横瀬町で「五感拡張型クリエーティブ制作室『TATELab.(たてラボ)』」を運営する「スキーマ」(東京都渋谷区)が開発した「BBKK木馬(ブーバキキもくば)」が、埼玉県物産観光協会が主催する「埼玉県新商品AWARD2025」の工芸・雑貨カテゴリーで大賞を受賞した。授賞式は2月17日、さいたま市の大宮ソニックシティホールで行われた。エントリー総数42点の中から選ばれた。

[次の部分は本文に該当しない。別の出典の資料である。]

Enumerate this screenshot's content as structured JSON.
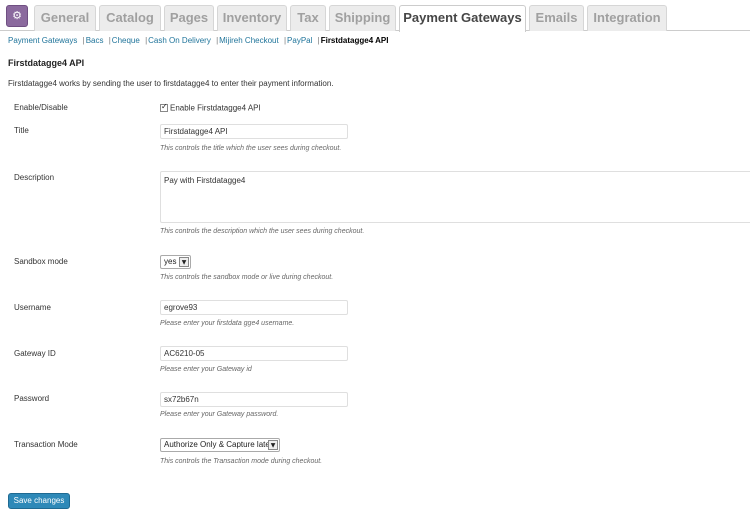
{
  "tabs": [
    {
      "label": "General",
      "active": false
    },
    {
      "label": "Catalog",
      "active": false
    },
    {
      "label": "Pages",
      "active": false
    },
    {
      "label": "Inventory",
      "active": false
    },
    {
      "label": "Tax",
      "active": false
    },
    {
      "label": "Shipping",
      "active": false
    },
    {
      "label": "Payment Gateways",
      "active": true
    },
    {
      "label": "Emails",
      "active": false
    },
    {
      "label": "Integration",
      "active": false
    }
  ],
  "subnav": {
    "items": [
      "Payment Gateways",
      "Bacs",
      "Cheque",
      "Cash On Delivery",
      "Mijireh Checkout",
      "PayPal"
    ],
    "separator": "|",
    "current": "Firstdatagge4 API"
  },
  "section": {
    "title": "Firstdatagge4 API",
    "intro": "Firstdatagge4 works by sending the user to firstdatagge4 to enter their payment information."
  },
  "fields": {
    "enable": {
      "label": "Enable/Disable",
      "checkbox_label": "Enable Firstdatagge4 API",
      "checked": true
    },
    "title": {
      "label": "Title",
      "value": "Firstdatagge4 API",
      "description": "This controls the title which the user sees during checkout."
    },
    "description": {
      "label": "Description",
      "value": "Pay with Firstdatagge4",
      "description": "This controls the description which the user sees during checkout."
    },
    "sandbox": {
      "label": "Sandbox mode",
      "value": "yes",
      "description": "This controls the sandbox mode or live during checkout."
    },
    "username": {
      "label": "Username",
      "value": "egrove93",
      "description": "Please enter your firstdata gge4 username."
    },
    "gateway_id": {
      "label": "Gateway ID",
      "value": "AC6210-05",
      "description": "Please enter your Gateway id"
    },
    "password": {
      "label": "Password",
      "value": "sx72b67n",
      "description": "Please enter your Gateway password."
    },
    "transaction_mode": {
      "label": "Transaction Mode",
      "value": "Authorize Only & Capture later",
      "description": "This controls the Transaction mode during checkout."
    }
  },
  "save_label": "Save changes",
  "colors": {
    "accent": "#21759b",
    "button": "#2e89b8",
    "logo": "#8b6a9e"
  },
  "icons": {
    "logo": "gear-icon",
    "dropdown": "chevron-down-icon",
    "checkbox": "check-icon"
  }
}
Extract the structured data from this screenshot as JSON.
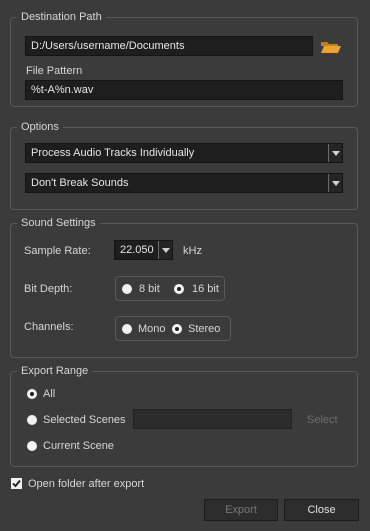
{
  "destination": {
    "title": "Destination Path",
    "path_value": "D:/Users/username/Documents",
    "file_pattern_label": "File Pattern",
    "file_pattern_value": "%t-A%n.wav"
  },
  "options": {
    "title": "Options",
    "tracks_selected": "Process Audio Tracks Individually",
    "break_selected": "Don't Break Sounds"
  },
  "sound": {
    "title": "Sound Settings",
    "sample_rate_label": "Sample Rate:",
    "sample_rate_value": "22.050",
    "sample_rate_unit": "kHz",
    "bit_depth_label": "Bit Depth:",
    "bit_8": "8 bit",
    "bit_16": "16 bit",
    "bit_selected": "16 bit",
    "channels_label": "Channels:",
    "mono": "Mono",
    "stereo": "Stereo",
    "channel_selected": "Stereo"
  },
  "export_range": {
    "title": "Export Range",
    "all": "All",
    "selected_scenes": "Selected Scenes",
    "select_button": "Select",
    "current_scene": "Current Scene",
    "selected": "All"
  },
  "open_folder": {
    "label": "Open folder after export",
    "checked": true
  },
  "buttons": {
    "export": "Export",
    "close": "Close"
  },
  "colors": {
    "background": "#3b3b3b",
    "field": "#1e1e1e",
    "folder_icon": "#e39a2d"
  }
}
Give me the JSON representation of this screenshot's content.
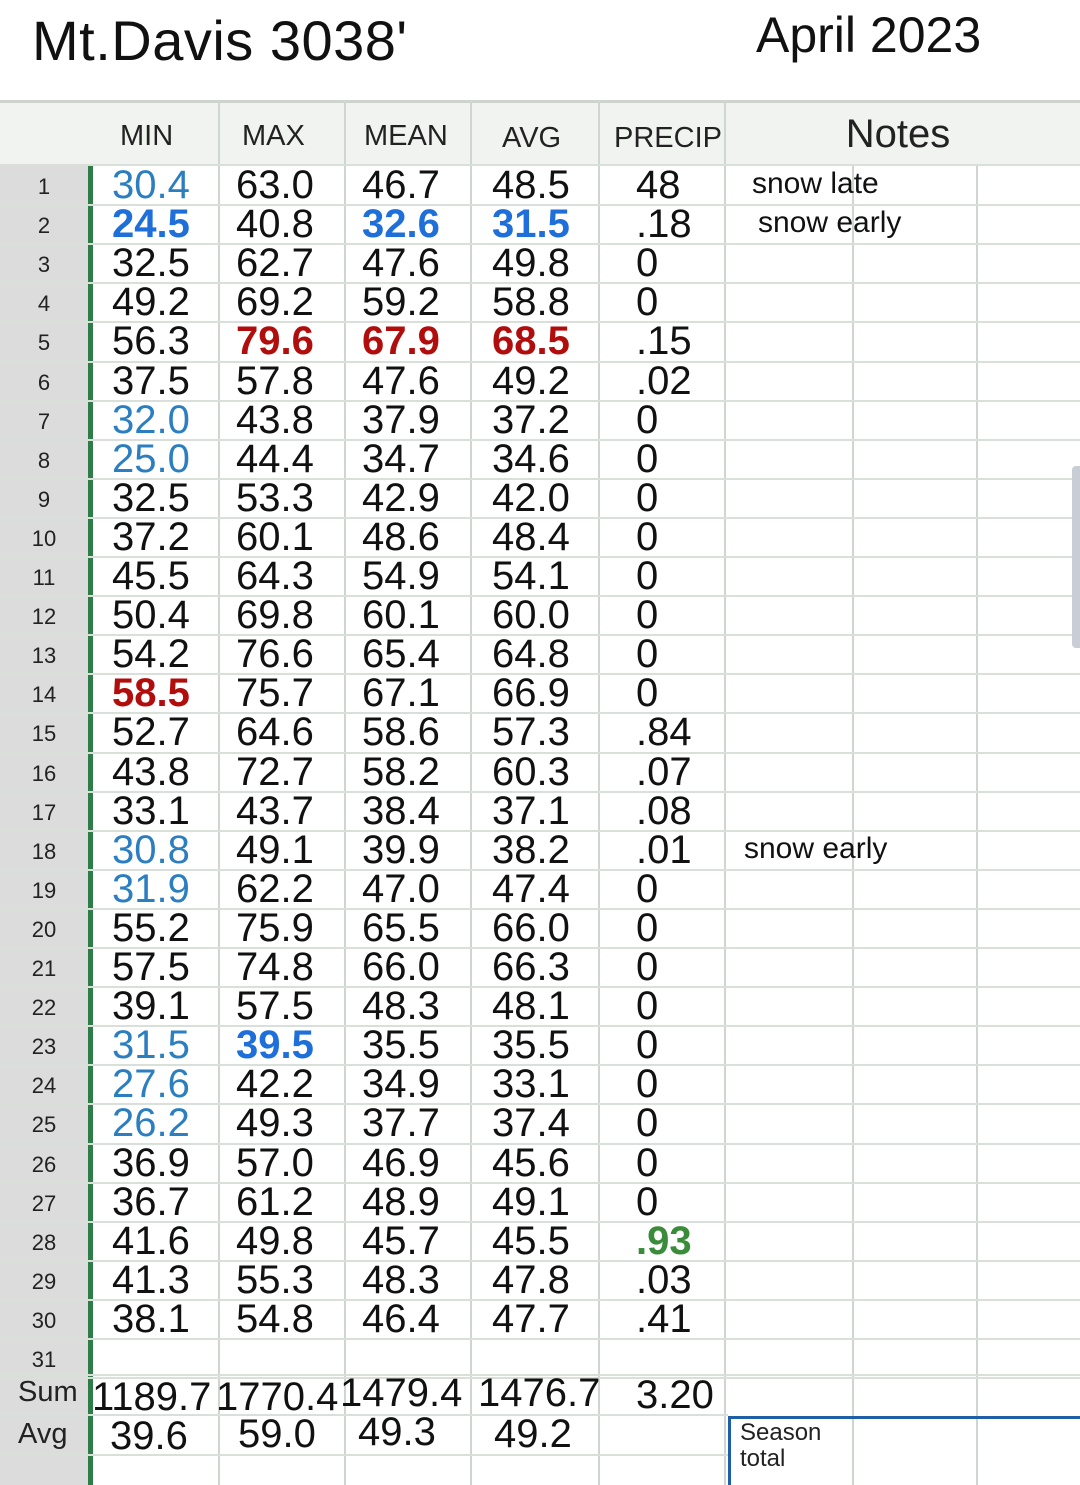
{
  "header": {
    "title": "Mt.Davis  3038'",
    "month": "April 2023"
  },
  "columns": [
    "MIN",
    "MAX",
    "MEAN",
    "AVG",
    "PRECIP"
  ],
  "notes_header": "Notes",
  "rows": [
    {
      "day": "1",
      "min": "30.4",
      "max": "63.0",
      "mean": "46.7",
      "avg": "48.5",
      "precip": "48",
      "note": "snow late",
      "hl": {
        "min": "blue"
      }
    },
    {
      "day": "2",
      "min": "24.5",
      "max": "40.8",
      "mean": "32.6",
      "avg": "31.5",
      "precip": ".18",
      "note": "snow early",
      "hl": {
        "min": "bblue",
        "mean": "bblue",
        "avg": "bblue"
      }
    },
    {
      "day": "3",
      "min": "32.5",
      "max": "62.7",
      "mean": "47.6",
      "avg": "49.8",
      "precip": "0",
      "note": "",
      "hl": {}
    },
    {
      "day": "4",
      "min": "49.2",
      "max": "69.2",
      "mean": "59.2",
      "avg": "58.8",
      "precip": "0",
      "note": "",
      "hl": {}
    },
    {
      "day": "5",
      "min": "56.3",
      "max": "79.6",
      "mean": "67.9",
      "avg": "68.5",
      "precip": ".15",
      "note": "",
      "hl": {
        "max": "red",
        "mean": "red",
        "avg": "red"
      }
    },
    {
      "day": "6",
      "min": "37.5",
      "max": "57.8",
      "mean": "47.6",
      "avg": "49.2",
      "precip": ".02",
      "note": "",
      "hl": {}
    },
    {
      "day": "7",
      "min": "32.0",
      "max": "43.8",
      "mean": "37.9",
      "avg": "37.2",
      "precip": "0",
      "note": "",
      "hl": {
        "min": "blue"
      }
    },
    {
      "day": "8",
      "min": "25.0",
      "max": "44.4",
      "mean": "34.7",
      "avg": "34.6",
      "precip": "0",
      "note": "",
      "hl": {
        "min": "blue"
      }
    },
    {
      "day": "9",
      "min": "32.5",
      "max": "53.3",
      "mean": "42.9",
      "avg": "42.0",
      "precip": "0",
      "note": "",
      "hl": {}
    },
    {
      "day": "10",
      "min": "37.2",
      "max": "60.1",
      "mean": "48.6",
      "avg": "48.4",
      "precip": "0",
      "note": "",
      "hl": {}
    },
    {
      "day": "11",
      "min": "45.5",
      "max": "64.3",
      "mean": "54.9",
      "avg": "54.1",
      "precip": "0",
      "note": "",
      "hl": {}
    },
    {
      "day": "12",
      "min": "50.4",
      "max": "69.8",
      "mean": "60.1",
      "avg": "60.0",
      "precip": "0",
      "note": "",
      "hl": {}
    },
    {
      "day": "13",
      "min": "54.2",
      "max": "76.6",
      "mean": "65.4",
      "avg": "64.8",
      "precip": "0",
      "note": "",
      "hl": {}
    },
    {
      "day": "14",
      "min": "58.5",
      "max": "75.7",
      "mean": "67.1",
      "avg": "66.9",
      "precip": "0",
      "note": "",
      "hl": {
        "min": "red"
      }
    },
    {
      "day": "15",
      "min": "52.7",
      "max": "64.6",
      "mean": "58.6",
      "avg": "57.3",
      "precip": ".84",
      "note": "",
      "hl": {}
    },
    {
      "day": "16",
      "min": "43.8",
      "max": "72.7",
      "mean": "58.2",
      "avg": "60.3",
      "precip": ".07",
      "note": "",
      "hl": {}
    },
    {
      "day": "17",
      "min": "33.1",
      "max": "43.7",
      "mean": "38.4",
      "avg": "37.1",
      "precip": ".08",
      "note": "",
      "hl": {}
    },
    {
      "day": "18",
      "min": "30.8",
      "max": "49.1",
      "mean": "39.9",
      "avg": "38.2",
      "precip": ".01",
      "note": "snow early",
      "hl": {
        "min": "blue"
      }
    },
    {
      "day": "19",
      "min": "31.9",
      "max": "62.2",
      "mean": "47.0",
      "avg": "47.4",
      "precip": "0",
      "note": "",
      "hl": {
        "min": "blue"
      }
    },
    {
      "day": "20",
      "min": "55.2",
      "max": "75.9",
      "mean": "65.5",
      "avg": "66.0",
      "precip": "0",
      "note": "",
      "hl": {}
    },
    {
      "day": "21",
      "min": "57.5",
      "max": "74.8",
      "mean": "66.0",
      "avg": "66.3",
      "precip": "0",
      "note": "",
      "hl": {}
    },
    {
      "day": "22",
      "min": "39.1",
      "max": "57.5",
      "mean": "48.3",
      "avg": "48.1",
      "precip": "0",
      "note": "",
      "hl": {}
    },
    {
      "day": "23",
      "min": "31.5",
      "max": "39.5",
      "mean": "35.5",
      "avg": "35.5",
      "precip": "0",
      "note": "",
      "hl": {
        "min": "blue",
        "max": "bblue"
      }
    },
    {
      "day": "24",
      "min": "27.6",
      "max": "42.2",
      "mean": "34.9",
      "avg": "33.1",
      "precip": "0",
      "note": "",
      "hl": {
        "min": "blue"
      }
    },
    {
      "day": "25",
      "min": "26.2",
      "max": "49.3",
      "mean": "37.7",
      "avg": "37.4",
      "precip": "0",
      "note": "",
      "hl": {
        "min": "blue"
      }
    },
    {
      "day": "26",
      "min": "36.9",
      "max": "57.0",
      "mean": "46.9",
      "avg": "45.6",
      "precip": "0",
      "note": "",
      "hl": {}
    },
    {
      "day": "27",
      "min": "36.7",
      "max": "61.2",
      "mean": "48.9",
      "avg": "49.1",
      "precip": "0",
      "note": "",
      "hl": {}
    },
    {
      "day": "28",
      "min": "41.6",
      "max": "49.8",
      "mean": "45.7",
      "avg": "45.5",
      "precip": ".93",
      "note": "",
      "hl": {
        "precip": "green"
      }
    },
    {
      "day": "29",
      "min": "41.3",
      "max": "55.3",
      "mean": "48.3",
      "avg": "47.8",
      "precip": ".03",
      "note": "",
      "hl": {}
    },
    {
      "day": "30",
      "min": "38.1",
      "max": "54.8",
      "mean": "46.4",
      "avg": "47.7",
      "precip": ".41",
      "note": "",
      "hl": {}
    },
    {
      "day": "31",
      "min": "",
      "max": "",
      "mean": "",
      "avg": "",
      "precip": "",
      "note": "",
      "hl": {}
    }
  ],
  "sum": {
    "label": "Sum",
    "min": "1189.7",
    "max": "1770.4",
    "mean": "1479.4",
    "avg": "1476.7",
    "precip": "3.20"
  },
  "avg": {
    "label": "Avg",
    "min": "39.6",
    "max": "59.0",
    "mean": "49.3",
    "avg": "49.2"
  },
  "season_total": "Season total",
  "colors": {
    "blue": "#2b7fc0",
    "bold_blue": "#1e6fd9",
    "red": "#b10d0d",
    "green": "#3a8c3a",
    "gridline_green": "#2e7d48"
  }
}
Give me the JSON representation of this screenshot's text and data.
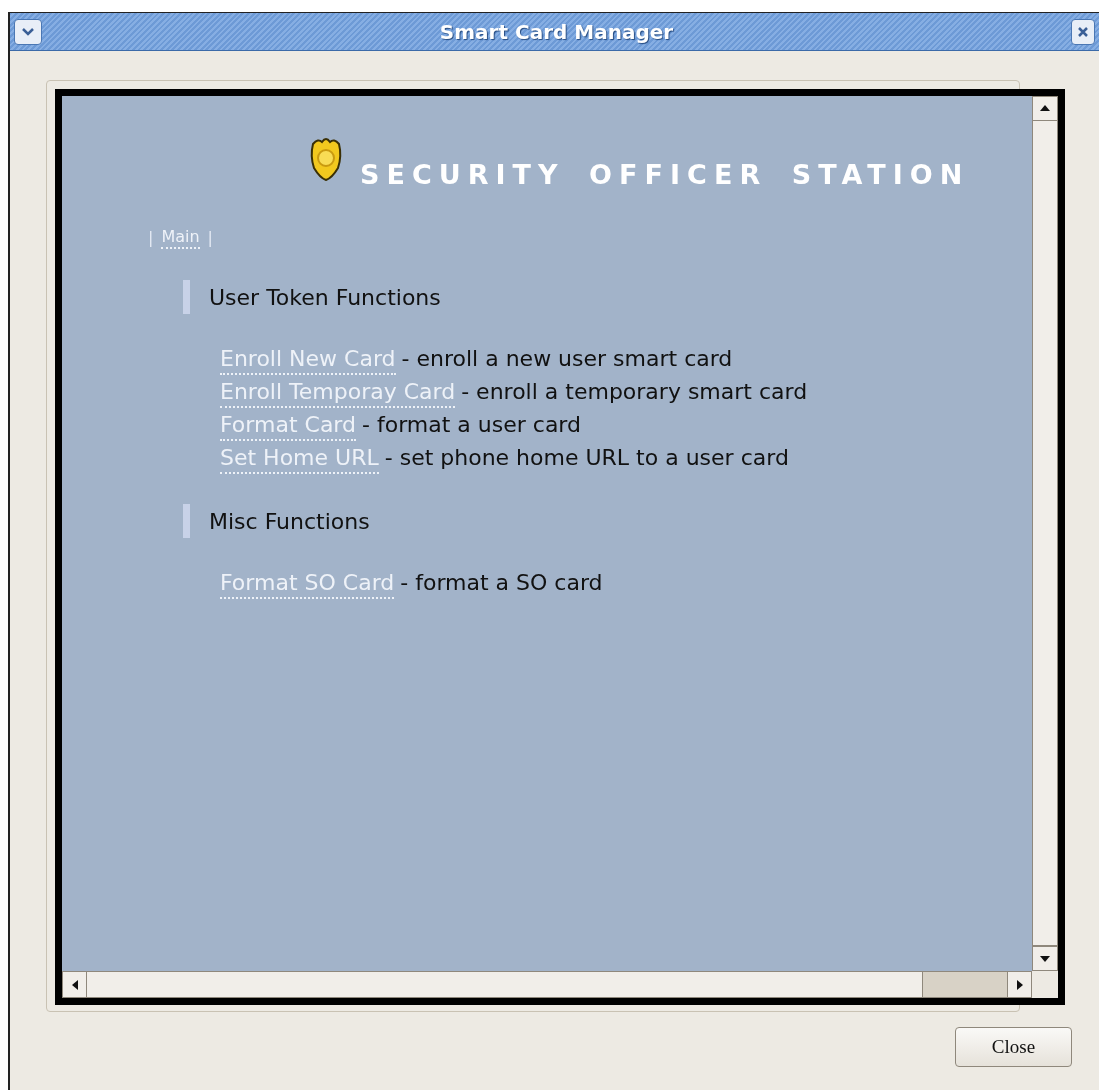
{
  "window": {
    "title": "Smart Card Manager"
  },
  "heading": "SECURITY OFFICER STATION",
  "nav_separator": "|",
  "nav": [
    {
      "label": "Main"
    }
  ],
  "sections": [
    {
      "title": "User Token Functions",
      "items": [
        {
          "link": "Enroll New Card",
          "description": "- enroll a new user smart card"
        },
        {
          "link": "Enroll Temporay Card",
          "description": "- enroll a temporary smart card"
        },
        {
          "link": "Format Card",
          "description": "- format a user card"
        },
        {
          "link": "Set Home URL",
          "description": "- set phone home URL to a user card"
        }
      ]
    },
    {
      "title": "Misc Functions",
      "items": [
        {
          "link": "Format SO Card",
          "description": "- format a SO card"
        }
      ]
    }
  ],
  "buttons": [
    {
      "label": "Close"
    }
  ]
}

商品の企画・開発は、秩父市出身・在住の同社取締役、橋本健太郎さん率いるチームが手がけた。名称の由来となった「ブーバ・キキ効果」は、丸い曲線とギザギザの直線の2つの図形を被験者に見せた際に「丸みのある形を『ブーバ』」「ギザギザした形を『キキ』」と連想する傾向が、言語や文化を問わず世界的に共通して見られるという心理現象で、1929年に心理学者が提唱したという。
木馬はその名の通り、雲のような曲線を持つ「ブーバ」と、鋭角な「キキ」の2種類の商品。2種類の外見は異なるが、底面のカーブは同一の設計で、揺れ方は、理論上は同じ。形状から受ける印象によって「自身の身体感覚がどう変わるか」を問いかける仕かけになっている。交互に乗って比較したり、体験した人同士が感覚の違いについて語り合ったりするコミュニケーションも生まれるという。
製作は「たてラボ」の加藤健太さんが担当した。素材には秩父地域の木材を使用。デジタル木工加工機で合板10枚を精密に切り出し、重ね合わせることでデザインのインパクトを出している。昨年1月にプロトタイプを完成させ、ウッドコレクションのイベントでお披露目した。サウナイベントへの出店をきっかけに、函館の温浴施設への導入も実現している。
商品開発には、秩父地域の森林の活性化と循環型社会の構築を目的とした補助金制度を活用した。橋本さんは「アワードへの挑戦に際して、担当者から秩父の木を使い、森のためになる活動と背中を押してもらった。秩父として森の活性化に力を入れていることに、とても励まされた」と振り返る。
「今まで埼玉県新商品AWARDに商品企画で携わることがあったが、完全に自分たちのプロダクトで受賞できたので、素直にうれしい。乗りながら『ブーバっぽいって何だろうね』と語り合えるような、自分の五感に目を向けて、感覚を拡張することをテーマにしたものづくりを今後も続けていきたい」と橋本さんは話す。
商品は受注生産で、1台8万8,000円。「商品企画の意味合いからも、ブーバとキキの2台セットでの購入がお薦め」と橋本さんは話す。